My body feels different. The body without touch hurts. It is deprived. I don’t experience the same comfort I once did, knowing that Shawn could physically calm me. My body tenses and the tension seems permanent. There are no more days of his magical touch, which carried a solution to make my worries disappear.
Emily Post´s 1922 Book of Etiquette´s chapter on funerals states, "it is also well to prepare a little hot tea or broth" for the family after the funeral and hand it to them without asking if they would like it. "Those who are in great distress want no food, but if it is handed to them, they will mechanically take it, and something warm to start digestion and stimulate impaired circulation is what they most need."

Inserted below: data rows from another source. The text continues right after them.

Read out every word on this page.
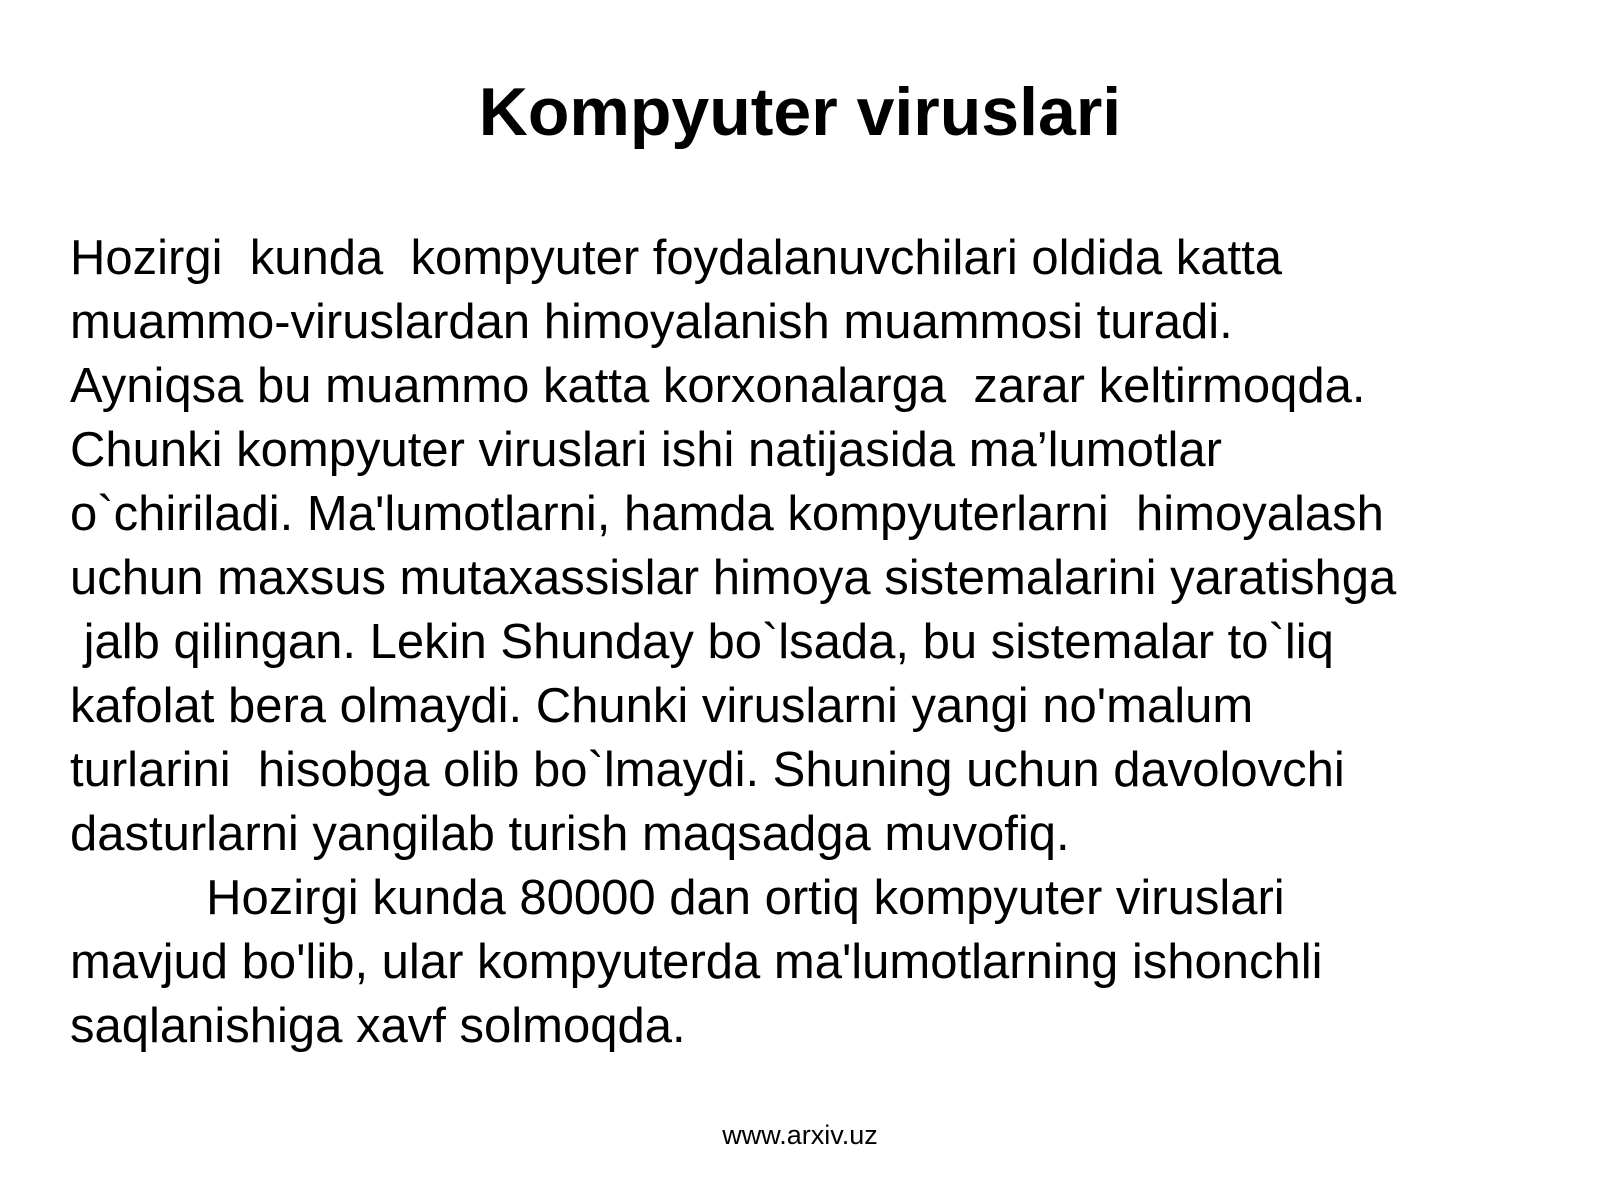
Kompyuter viruslari
Hozirgi  kunda  kompyuter foydalanuvchilari oldida katta
muammo-viruslardan himoyalanish muammosi turadi.
Ayniqsa bu muammo katta korxonalarga  zarar keltirmoqda.
Chunki kompyuter viruslari ishi natijasida ma’lumotlar
o`chiriladi. Ma'lumotlarni, hamda kompyuterlarni  himoyalash
uchun maxsus mutaxassislar himoya sistemalarini yaratishga
jalb qilingan. Lekin Shunday bo`lsada, bu sistemalar to`liq
kafolat bera olmaydi. Chunki viruslarni yangi no'malum
turlarini  hisobga olib bo`lmaydi. Shuning uchun davolovchi
dasturlarni yangilab turish maqsadga muvofiq.
Hozirgi kunda 80000 dan ortiq kompyuter viruslari
mavjud bo'lib, ular kompyuterda ma'lumotlarning ishonchli
saqlanishiga xavf solmoqda.
www.arxiv.uz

Impaired circulation. Most definitely impaired.
My body feels guarded, strong, focused, tired, fragile, neglected. It is easy to describe yet complicated to perceive. A study in 1984 by the National Academy of Sciences´ Institute of Medicine finds that survivors respond to death with numbness, shock and disbelief. They may appear to be holding up well but this is only because the reality of death has not yet penetrated awareness.
Other studies show that those grieving loss stop eating, forget to breathe, faint, lose concentration, forget, feel sick and in some regard enter a state of dying.
I read about all these fascinating research projects and theories and think, "wow, they did a study on me."